In this study, recidivism of cholesteatoma was observed in 4/50 ears (8%) using diffusion-weighted MRI and confirmed during second look mastoidectomy. Therefore, the low rate of recidivism in our study demonstrated that removal of canal wall for exenteration of cholesteatoma that was followed by its reconstruction with a bone graft can achieve a lower recurrence rate that is comparable to canal wall down mastoidectomy.

Walker et al. performed mastoidectomy with canal wall reconstruction and reported recidivism of cholesteatoma in (34/253) 13% of ears during second-look ossiculoplasty, and the preoperative ABG improved from 27.8 dB preoperatively to 23.4 dB postoperatively [29].

Kronenberg et al. removed the posterior canal wall during mastoidectomy to allow for removal of cholesteatoma and reimplanted the canal wall again. The authors detected recurrent cholesteatoma in 6/49 patients (12%), and this recurrence was recognized in all ears by non-EPI diffusion-weighted MRI [30].

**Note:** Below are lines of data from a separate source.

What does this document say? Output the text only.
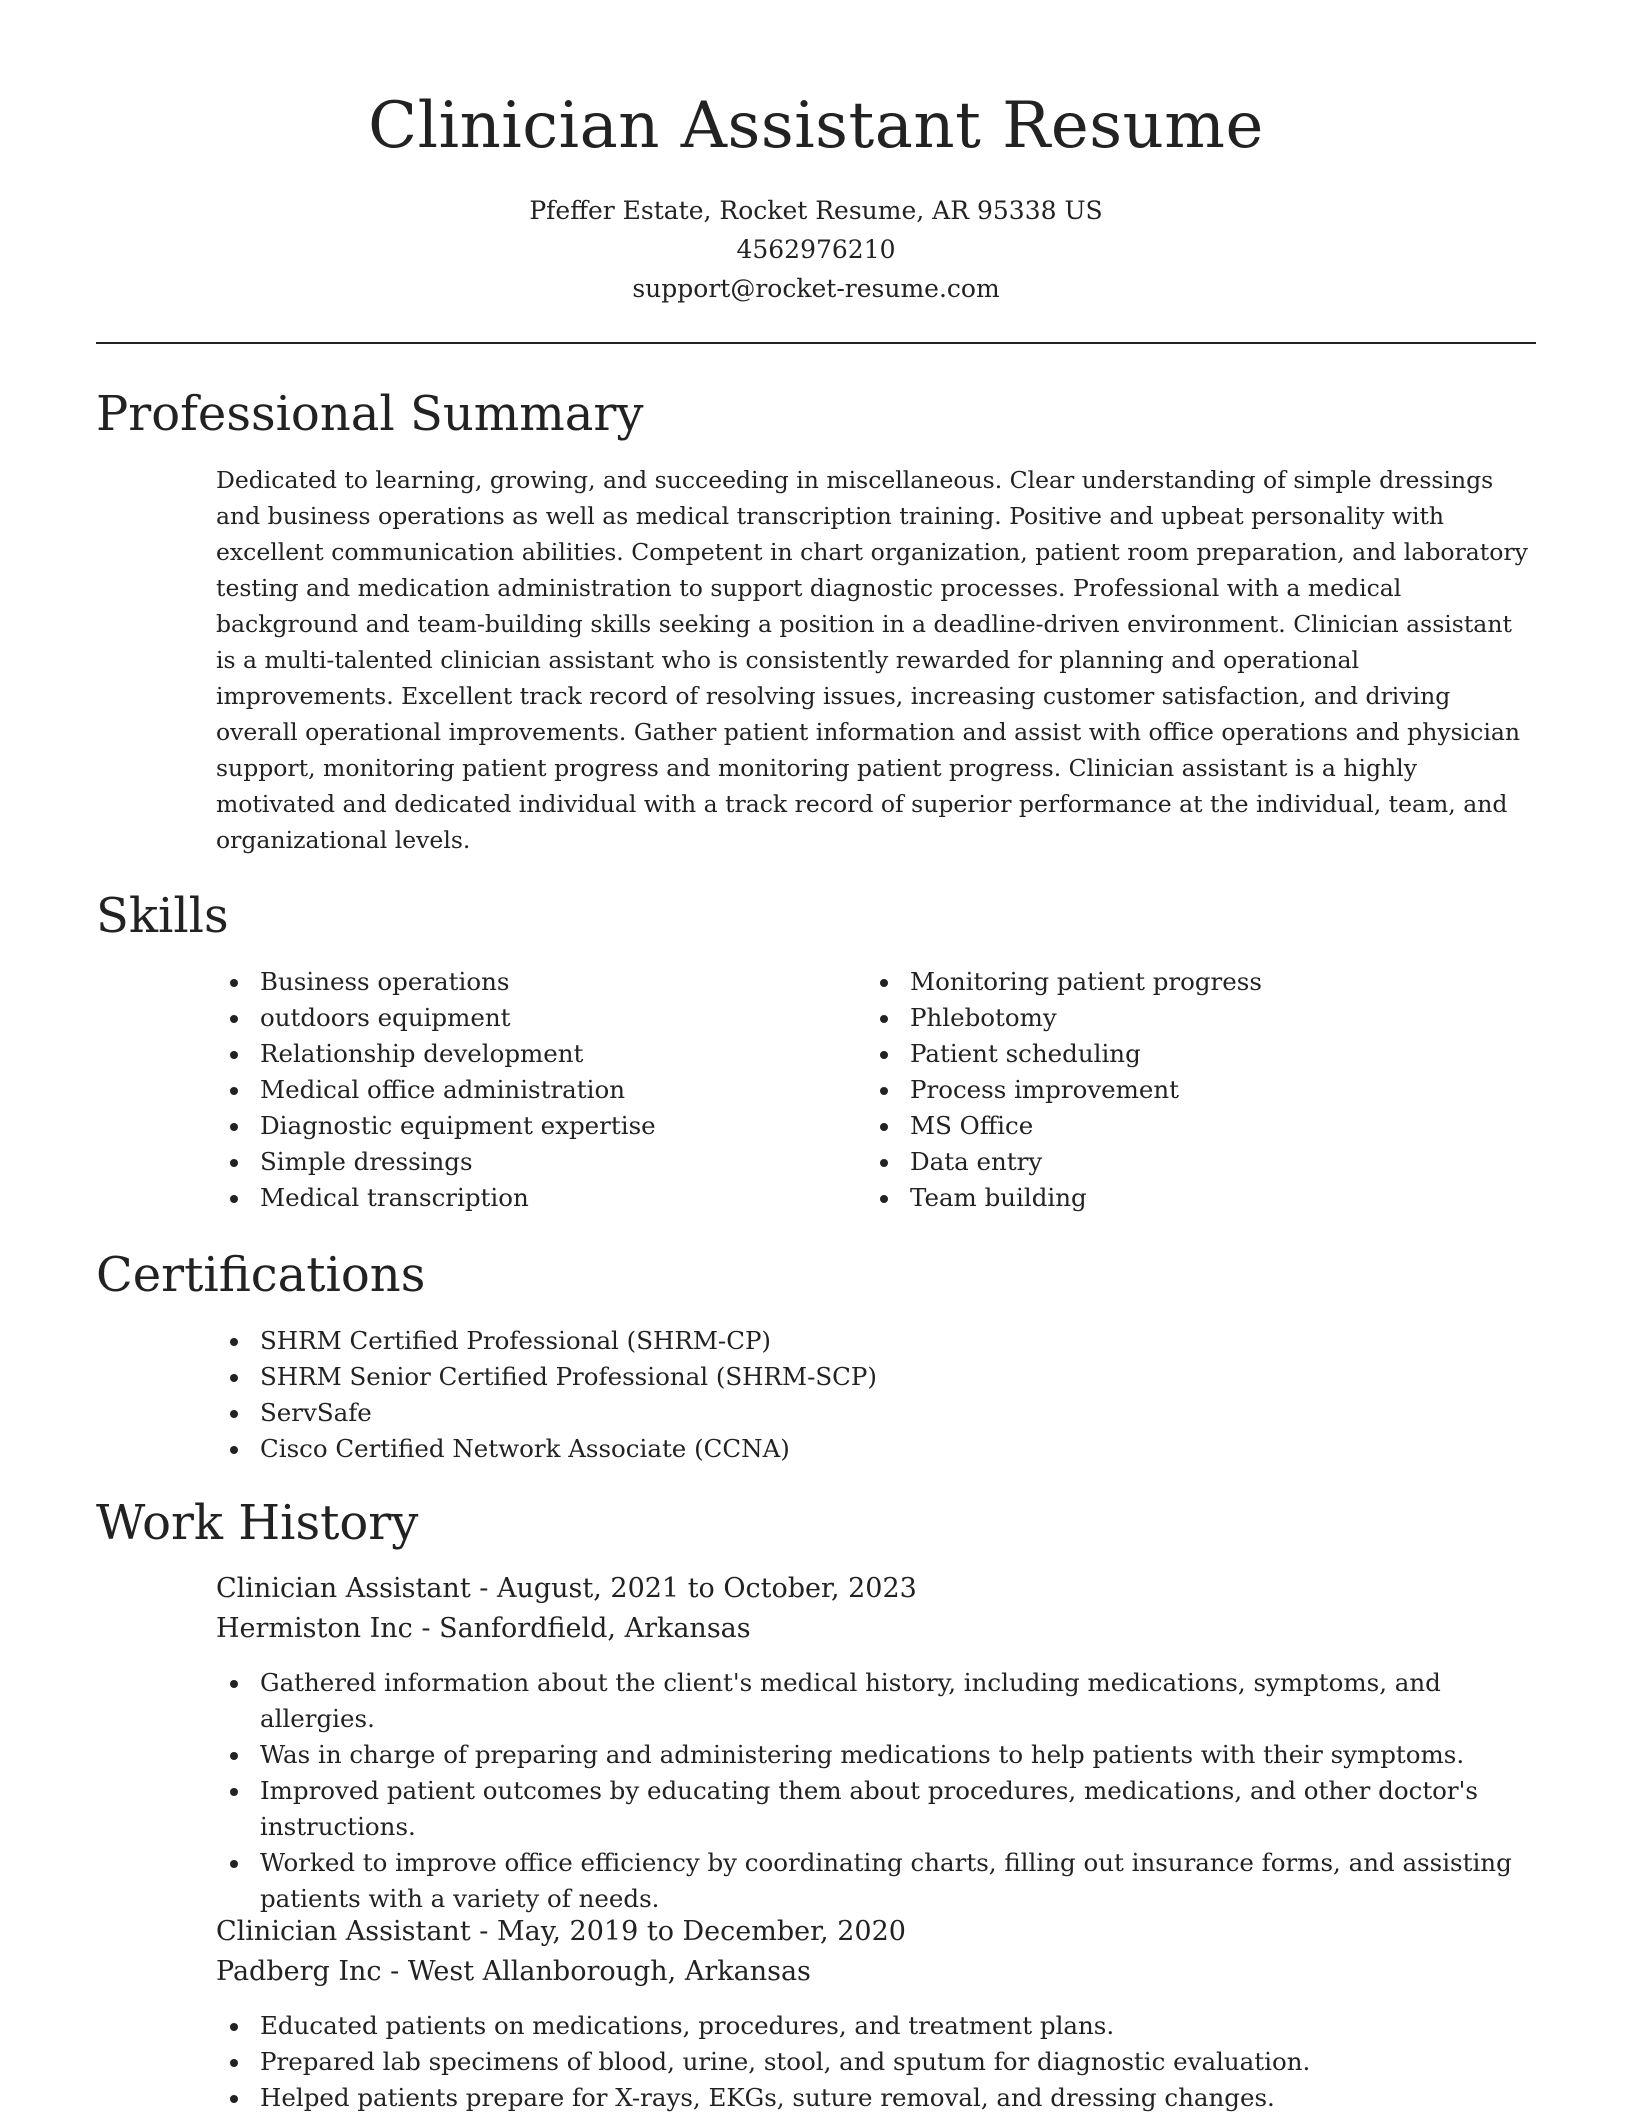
Clinician Assistant Resume
Pfeffer Estate, Rocket Resume, AR 95338 US
4562976210
support@rocket-resume.com
Professional Summary

Dedicated to learning, growing, and succeeding in miscellaneous. Clear understanding of simple dressings and business operations as well as medical transcription training. Positive and upbeat personality with excellent communication abilities. Competent in chart organization, patient room preparation, and laboratory testing and medication administration to support diagnostic processes. Professional with a medical background and team-building skills seeking a position in a deadline-driven environment. Clinician assistant is a multi-talented clinician assistant who is consistently rewarded for planning and operational improvements. Excellent track record of resolving issues, increasing customer satisfaction, and driving overall operational improvements. Gather patient information and assist with office operations and physician support, monitoring patient progress and monitoring patient progress. Clinician assistant is a highly motivated and dedicated individual with a track record of superior performance at the individual, team, and organizational levels.

Skills
Business operations
outdoors equipment
Relationship development
Medical office administration
Diagnostic equipment expertise
Simple dressings
Medical transcription
Monitoring patient progress
Phlebotomy
Patient scheduling
Process improvement
MS Office
Data entry
Team building
Certifications
SHRM Certified Professional (SHRM-CP)
SHRM Senior Certified Professional (SHRM-SCP)
ServSafe
Cisco Certified Network Associate (CCNA)
Work History
Clinician Assistant - August, 2021 to October, 2023
Hermiston Inc - Sanfordfield, Arkansas
Gathered information about the client's medical history, including medications, symptoms, and allergies.
Was in charge of preparing and administering medications to help patients with their symptoms.
Improved patient outcomes by educating them about procedures, medications, and other doctor's instructions.
Worked to improve office efficiency by coordinating charts, filling out insurance forms, and assisting patients with a variety of needs.
Clinician Assistant - May, 2019 to December, 2020
Padberg Inc - West Allanborough, Arkansas
Educated patients on medications, procedures, and treatment plans.
Prepared lab specimens of blood, urine, stool, and sputum for diagnostic evaluation.
Helped patients prepare for X-rays, EKGs, suture removal, and dressing changes.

Midline search was done by Harris et al. about the reconstruction of the posterior canal wall with or without mastoid obliteration and reported a recidivism rate of 5.3–20%. They concluded that reconstruction of the posterior canal wall and/or mastoid obliteration may better alternative to CWU and CWD mastoidectomy as this technique is associated with lower recidivism and reduced postoperative otorrhea [31].

Harris et al. showed that the incidence of ear discharge was higher in CWD mastoidectomy (27%) compared to CWU mastoidectomy (3.3%) while it occurred in 9.7% of ears with the reconstruction of the meatal wall [31]. In our study, only 5 ears (10 %) had ear discharge due to recidivism of cholesteatoma in 4 ears and residual perforation in one ear.

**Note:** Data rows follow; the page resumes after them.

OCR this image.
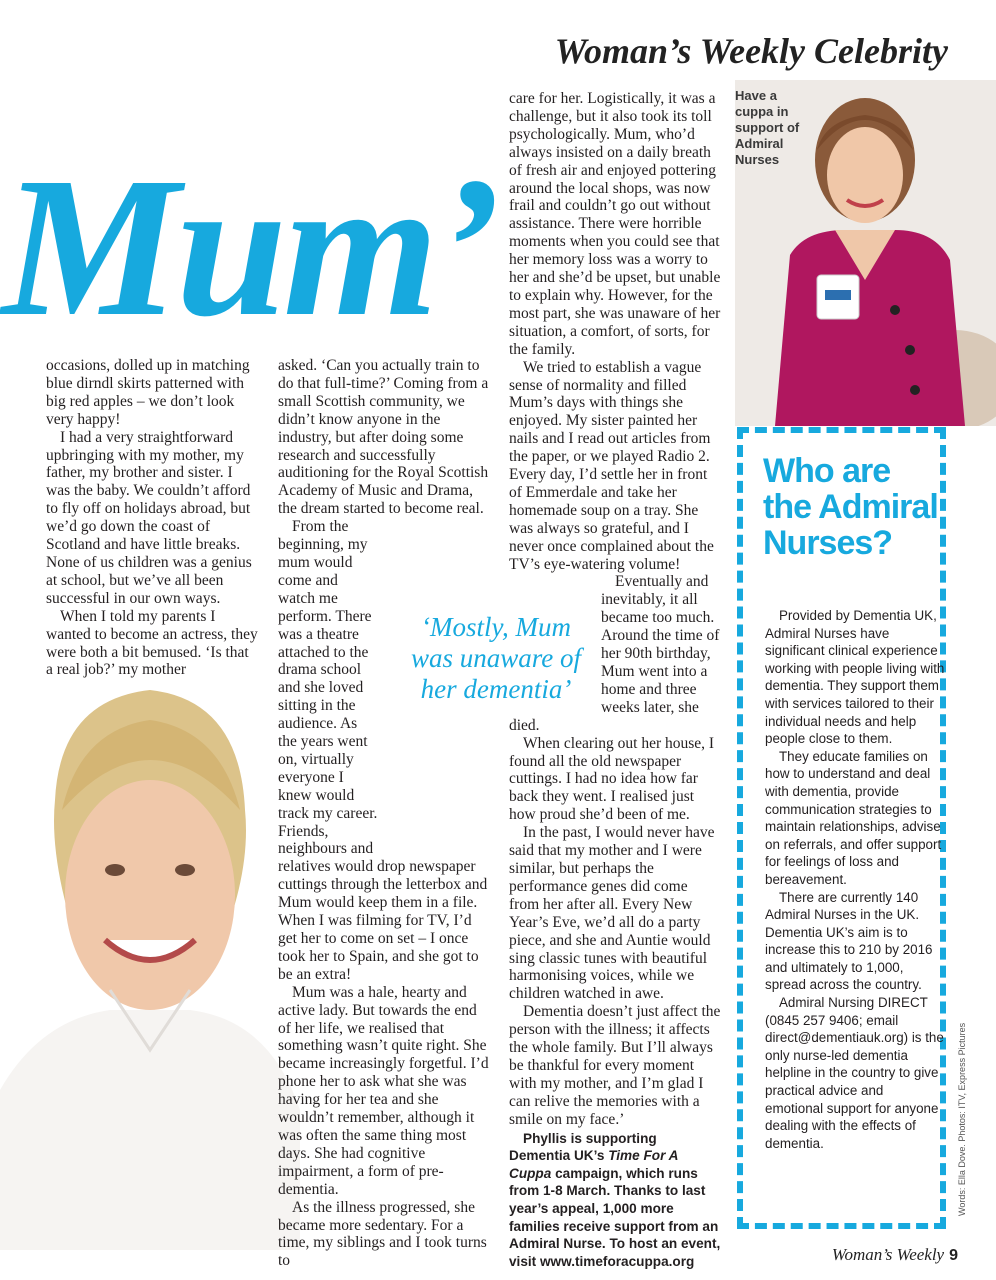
Woman’s Weekly Celebrity
Mum’
Have a cuppa in support of Admiral Nurses

occasions, dolled up in matching blue dirndl skirts patterned with big red apples – we don’t look very happy!

I had a very straightforward upbringing with my mother, my father, my brother and sister. I was the baby. We couldn’t afford to fly off on holidays abroad, but we’d go down the coast of Scotland and have little breaks. None of us children was a genius at school, but we’ve all been successful in our own ways.

When I told my parents I wanted to become an actress, they were both a bit bemused. ‘Is that a real job?’ my mother

asked. ‘Can you actually train to do that full-time?’ Coming from a small Scottish community, we didn’t know anyone in the industry, but after doing some research and successfully auditioning for the Royal Scottish Academy of Music and Drama, the dream started to become real.

From the beginning, my mum would come and watch me perform. There was a theatre attached to the drama school and she loved sitting in the audience. As the years went on, virtually everyone I knew would track my career. Friends, neighbours and relatives would drop newspaper cuttings through the letterbox and Mum would keep them in a file. When I was filming for TV, I’d get her to come on set – I once took her to Spain, and she got to be an extra!

Mum was a hale, hearty and active lady. But towards the end of her life, we realised that something wasn’t quite right. She became increasingly forgetful. I’d phone her to ask what she was having for her tea and she wouldn’t remember, although it was often the same thing most days. She had cognitive impairment, a form of pre-dementia.

As the illness progressed, she became more sedentary. For a time, my siblings and I took turns to

care for her. Logistically, it was a challenge, but it also took its toll psychologically. Mum, who’d always insisted on a daily breath of fresh air and enjoyed pottering around the local shops, was now frail and couldn’t go out without assistance. There were horrible moments when you could see that her memory loss was a worry to her and she’d be upset, but unable to explain why. However, for the most part, she was unaware of her situation, a comfort, of sorts, for the family.

We tried to establish a vague sense of normality and filled Mum’s days with things she enjoyed. My sister painted her nails and I read out articles from the paper, or we played Radio 2. Every day, I’d settle her in front of Emmerdale and take her homemade soup on a tray. She was always so grateful, and I never once complained about the TV’s eye-watering volume!

Eventually and inevitably, it all became too much. Around the time of her 90th birthday, Mum went into a home and three weeks later, she died.

When clearing out her house, I found all the old newspaper cuttings. I had no idea how far back they went. I realised just how proud she’d been of me.

In the past, I would never have said that my mother and I were similar, but perhaps the performance genes did come from her after all. Every New Year’s Eve, we’d all do a party piece, and she and Auntie would sing classic tunes with beautiful harmonising voices, while we children watched in awe.

Dementia doesn’t just affect the person with the illness; it affects the whole family. But I’ll always be thankful for every moment with my mother, and I’m glad I can relive the memories with a smile on my face.’

Phyllis is supporting Dementia UK’s Time For A Cuppa campaign, which runs from 1-8 March. Thanks to last year’s appeal, 1,000 more families receive support from an Admiral Nurse. To host an event, visit www.timeforacuppa.org

‘Mostly, Mum was unaware of her dementia’
Who are the Admiral Nurses?

Provided by Dementia UK, Admiral Nurses have significant clinical experience working with people living with dementia. They support them with services tailored to their individual needs and help people close to them.

They educate families on how to understand and deal with dementia, provide communication strategies to maintain relationships, advise on referrals, and offer support for feelings of loss and bereavement.

There are currently 140 Admiral Nurses in the UK. Dementia UK’s aim is to increase this to 210 by 2016 and ultimately to 1,000, spread across the country.

Admiral Nursing DIRECT (0845 257 9406; email direct@dementiauk.org) is the only nurse-led dementia helpline in the country to give practical advice and emotional support for anyone dealing with the effects of dementia.	Words: Ella Dove. Photos: ITV, Express Pictures
Woman’s Weekly 9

Harris et al. showed that in group with CWU mastoidectomy, the average pre- and postoperative hearing loss was 32 dB and 20 dB, respectively, while in CWD mastoidectomy the average pre- and postoperative hearing loss was 35.6 dB and 30 dB, respectively, while in group with canal wall reconstruction, the average pre- and postoperative hearing loss was 30.6 dB and 22 dB, respectively [31].

The hearing outcome of our patients seems comparable with those reported by other studies on cholesteatoma surgery with canal wall reconstruction; postoperative measurements showed a marked and statistically significant improvement of preoperative ABG from 30 to 21 dB in addition to the improvement of preoperative AC from 42 to 33 dB. ABG of 20 dB or less was achieved in 50% of ears.

Several variables influence the hearing results after cholesteatoma surgery including the condition of mucosa and weather healthy or edematous, depth of the middle ear, ventilation of middle ear, presence of stapes superstructure, surgical technique, and type of prosthesis [32]. In this technique in our study, we had good middle ear depth for proper ossiculoplasty that performed for all patients in the primary surgery with significant postoperative hearing improvement.

One of the most critical factors that had a great influence of ossiculoplasty and postoperative hearing results was whether or not the stapes suprastructure was intact. It was reported that an intact e stapes suprastructure is essential for the stable and adequate ossicular reconstruction and good hearing outcome [33], and this was compatible with the results of this study as interposition technique between head of stapes and tympanic membrane gave better hearing results and more incidence of ABG of 20 dB or less compared to TORP(56% versus 38%).

Conclusion

Retrograde mastoidectomy with canal wall reconstruction with bone graft combines the advantages of canal wall up and down mastoidectomy and associated with a low rate of recidivism and significant improvement of the hearing.

Glass ionomer cement (GIC) was used safely for fixation of bone graft in place during canal wall reconstruction with no adverse reaction.